Hatinya bergetar, dia menggigit bibirnya dengan panik. Dia mengambil ponselnya dan melihatnya. Dia menyadari bahwa itu bukan telepon dari Aaron. Itu adalah telepon dari Evelyn.
Naura tidak bisa mengatakan bagaimana perasaan hatinya.

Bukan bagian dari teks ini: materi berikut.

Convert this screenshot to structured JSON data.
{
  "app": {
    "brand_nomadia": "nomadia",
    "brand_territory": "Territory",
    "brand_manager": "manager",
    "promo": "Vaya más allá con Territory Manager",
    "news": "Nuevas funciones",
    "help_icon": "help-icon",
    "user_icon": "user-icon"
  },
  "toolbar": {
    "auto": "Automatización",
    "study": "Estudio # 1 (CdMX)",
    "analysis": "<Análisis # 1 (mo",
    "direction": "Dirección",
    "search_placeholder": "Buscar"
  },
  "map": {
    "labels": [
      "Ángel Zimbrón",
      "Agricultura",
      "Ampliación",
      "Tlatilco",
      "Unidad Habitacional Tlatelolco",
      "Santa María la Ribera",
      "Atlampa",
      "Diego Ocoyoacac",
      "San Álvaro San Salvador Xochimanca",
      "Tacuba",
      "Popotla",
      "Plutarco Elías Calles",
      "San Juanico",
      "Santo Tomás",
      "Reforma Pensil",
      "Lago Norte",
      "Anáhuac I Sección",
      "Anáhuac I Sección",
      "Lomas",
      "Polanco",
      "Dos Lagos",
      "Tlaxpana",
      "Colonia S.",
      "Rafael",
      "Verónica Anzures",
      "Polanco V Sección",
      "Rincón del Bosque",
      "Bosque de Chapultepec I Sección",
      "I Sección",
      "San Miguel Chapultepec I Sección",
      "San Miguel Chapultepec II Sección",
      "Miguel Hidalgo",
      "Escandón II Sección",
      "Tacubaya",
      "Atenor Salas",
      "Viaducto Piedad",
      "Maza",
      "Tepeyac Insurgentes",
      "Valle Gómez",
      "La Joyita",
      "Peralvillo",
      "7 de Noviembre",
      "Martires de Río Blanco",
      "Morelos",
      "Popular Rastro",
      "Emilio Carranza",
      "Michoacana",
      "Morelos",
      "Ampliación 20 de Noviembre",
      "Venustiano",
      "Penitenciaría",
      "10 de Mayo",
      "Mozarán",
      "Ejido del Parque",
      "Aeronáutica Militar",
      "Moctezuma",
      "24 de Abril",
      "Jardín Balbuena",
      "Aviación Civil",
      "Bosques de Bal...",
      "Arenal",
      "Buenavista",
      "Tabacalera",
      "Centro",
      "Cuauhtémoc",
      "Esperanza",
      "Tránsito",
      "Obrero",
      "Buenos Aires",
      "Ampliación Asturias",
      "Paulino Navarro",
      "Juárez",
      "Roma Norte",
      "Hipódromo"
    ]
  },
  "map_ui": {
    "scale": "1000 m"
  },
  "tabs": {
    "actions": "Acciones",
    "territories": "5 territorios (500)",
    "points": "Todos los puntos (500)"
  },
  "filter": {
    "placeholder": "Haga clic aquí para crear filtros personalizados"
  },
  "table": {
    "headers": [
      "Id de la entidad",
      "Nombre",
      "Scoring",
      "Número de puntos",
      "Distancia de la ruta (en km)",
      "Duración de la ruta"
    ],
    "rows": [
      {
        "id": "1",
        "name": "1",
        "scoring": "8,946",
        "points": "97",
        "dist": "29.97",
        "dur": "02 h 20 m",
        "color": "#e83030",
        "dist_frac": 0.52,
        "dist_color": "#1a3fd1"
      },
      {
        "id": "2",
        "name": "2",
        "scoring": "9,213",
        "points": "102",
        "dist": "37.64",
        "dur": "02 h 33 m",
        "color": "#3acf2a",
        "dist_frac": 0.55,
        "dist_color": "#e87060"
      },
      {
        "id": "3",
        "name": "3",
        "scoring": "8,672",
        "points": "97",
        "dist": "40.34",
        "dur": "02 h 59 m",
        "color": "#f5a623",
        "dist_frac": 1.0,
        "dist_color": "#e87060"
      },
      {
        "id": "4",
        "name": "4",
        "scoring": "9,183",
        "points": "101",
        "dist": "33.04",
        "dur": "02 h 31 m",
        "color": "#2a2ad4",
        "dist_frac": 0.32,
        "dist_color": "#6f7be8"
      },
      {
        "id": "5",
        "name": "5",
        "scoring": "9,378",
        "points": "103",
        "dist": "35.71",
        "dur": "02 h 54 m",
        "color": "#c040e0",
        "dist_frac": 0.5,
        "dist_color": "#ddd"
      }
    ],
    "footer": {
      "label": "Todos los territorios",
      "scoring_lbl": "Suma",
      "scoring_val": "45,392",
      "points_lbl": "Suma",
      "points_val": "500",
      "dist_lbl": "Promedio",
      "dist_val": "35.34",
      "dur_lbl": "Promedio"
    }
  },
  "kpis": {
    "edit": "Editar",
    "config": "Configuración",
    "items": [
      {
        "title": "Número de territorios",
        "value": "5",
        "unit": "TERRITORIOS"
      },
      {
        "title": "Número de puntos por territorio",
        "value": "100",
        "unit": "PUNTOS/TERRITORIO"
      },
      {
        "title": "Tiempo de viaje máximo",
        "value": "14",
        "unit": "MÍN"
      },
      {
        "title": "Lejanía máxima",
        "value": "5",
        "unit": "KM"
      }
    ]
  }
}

Dia sepertinya bernapas lega, juga seperti sangat kecewa.
Dia mengangkat teleponnya. "Evelyn."
Suara Evelyn tidak seceria biasanya. "Apakah malam ini kamu menghadiri acara perjamuan makan malamnya? Aku melihat fotomu dalam grup wechat! Kecantikanmu mengalahkan semua!"
Naura tersenyum, dan berkata dengan suara lemah. "Tidak, sangat banyak wanita cantik diperjamuan malam itu."

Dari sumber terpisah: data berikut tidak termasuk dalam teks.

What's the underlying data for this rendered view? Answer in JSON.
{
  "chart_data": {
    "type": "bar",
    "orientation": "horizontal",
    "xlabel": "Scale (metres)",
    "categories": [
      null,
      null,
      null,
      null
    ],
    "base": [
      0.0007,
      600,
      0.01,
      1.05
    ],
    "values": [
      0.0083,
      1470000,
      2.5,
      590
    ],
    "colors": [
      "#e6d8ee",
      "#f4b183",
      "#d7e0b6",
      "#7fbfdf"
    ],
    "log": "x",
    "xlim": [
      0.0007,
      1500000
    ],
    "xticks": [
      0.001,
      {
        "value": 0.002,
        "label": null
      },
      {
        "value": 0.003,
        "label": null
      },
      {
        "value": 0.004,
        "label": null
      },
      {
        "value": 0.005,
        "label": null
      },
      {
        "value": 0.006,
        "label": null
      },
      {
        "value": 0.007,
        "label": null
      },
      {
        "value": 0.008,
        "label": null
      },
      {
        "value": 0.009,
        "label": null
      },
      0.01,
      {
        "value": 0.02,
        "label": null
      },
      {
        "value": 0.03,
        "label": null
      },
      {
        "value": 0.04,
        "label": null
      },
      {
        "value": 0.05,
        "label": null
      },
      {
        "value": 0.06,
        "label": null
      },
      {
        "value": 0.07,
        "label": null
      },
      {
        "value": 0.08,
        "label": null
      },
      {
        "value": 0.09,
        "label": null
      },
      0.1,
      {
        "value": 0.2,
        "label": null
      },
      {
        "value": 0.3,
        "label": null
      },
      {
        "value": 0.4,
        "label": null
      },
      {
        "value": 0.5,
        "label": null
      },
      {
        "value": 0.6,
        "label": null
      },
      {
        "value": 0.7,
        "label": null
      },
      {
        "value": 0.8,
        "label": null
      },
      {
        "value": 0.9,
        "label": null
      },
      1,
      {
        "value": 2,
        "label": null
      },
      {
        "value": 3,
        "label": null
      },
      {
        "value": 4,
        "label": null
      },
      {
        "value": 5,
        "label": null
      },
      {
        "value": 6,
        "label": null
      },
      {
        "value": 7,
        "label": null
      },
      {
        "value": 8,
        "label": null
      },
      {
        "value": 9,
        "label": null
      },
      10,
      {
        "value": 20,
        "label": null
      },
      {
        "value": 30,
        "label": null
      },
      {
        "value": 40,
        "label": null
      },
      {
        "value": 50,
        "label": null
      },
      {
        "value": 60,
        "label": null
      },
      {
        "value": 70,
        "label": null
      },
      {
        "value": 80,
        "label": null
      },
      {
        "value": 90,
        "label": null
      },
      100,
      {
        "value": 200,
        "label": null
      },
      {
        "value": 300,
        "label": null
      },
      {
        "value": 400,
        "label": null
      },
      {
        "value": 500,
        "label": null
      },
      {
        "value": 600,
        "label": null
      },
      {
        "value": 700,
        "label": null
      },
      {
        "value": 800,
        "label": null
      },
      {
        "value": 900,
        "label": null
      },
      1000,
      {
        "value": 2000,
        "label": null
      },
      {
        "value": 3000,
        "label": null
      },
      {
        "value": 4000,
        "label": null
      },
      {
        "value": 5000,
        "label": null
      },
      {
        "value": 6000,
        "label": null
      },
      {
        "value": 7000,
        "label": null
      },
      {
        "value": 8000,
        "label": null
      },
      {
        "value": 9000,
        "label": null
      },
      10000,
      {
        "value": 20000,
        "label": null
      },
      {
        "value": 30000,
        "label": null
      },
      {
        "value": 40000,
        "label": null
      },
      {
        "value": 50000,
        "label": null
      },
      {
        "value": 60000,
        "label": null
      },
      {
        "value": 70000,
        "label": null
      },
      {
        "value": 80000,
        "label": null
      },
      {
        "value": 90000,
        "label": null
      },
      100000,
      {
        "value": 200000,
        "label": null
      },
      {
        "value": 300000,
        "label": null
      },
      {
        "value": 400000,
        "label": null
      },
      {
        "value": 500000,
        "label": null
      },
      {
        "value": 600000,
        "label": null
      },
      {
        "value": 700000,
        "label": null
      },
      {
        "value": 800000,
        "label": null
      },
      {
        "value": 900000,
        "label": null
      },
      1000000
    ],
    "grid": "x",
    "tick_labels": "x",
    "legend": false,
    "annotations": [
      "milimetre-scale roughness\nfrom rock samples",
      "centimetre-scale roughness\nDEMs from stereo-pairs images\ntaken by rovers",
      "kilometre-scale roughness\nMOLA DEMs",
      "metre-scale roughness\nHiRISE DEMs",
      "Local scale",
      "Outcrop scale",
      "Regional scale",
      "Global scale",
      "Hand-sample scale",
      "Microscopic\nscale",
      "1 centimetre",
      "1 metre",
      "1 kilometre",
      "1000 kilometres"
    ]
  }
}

"Mereka mana bisa dibandingkan denganmu!" Selesai bicara, Evelyn juga menyadari ada sesuatu yang tidak beres dengan Naura. "Ada apa denganmu? Suaramu terdengar tidak bersemangat. Apa yang terjadi di pesta itu?"
Naura tidak menjawab, tapi malah balik bertanya. "Apa kamu ada di rumah?"
"Iya."
"Kalau begitu, aku akan pergi mengunjungimu." Naura menutup teleponnya setelah selesai bicara, kemudian menyebutkan alamat Evelyn kepada driver taksi yang ditumpanginya.
Begitu mendengar alamat ini, driver taksi bertanya kepadanya. "Apakah temanmu seorang artis?"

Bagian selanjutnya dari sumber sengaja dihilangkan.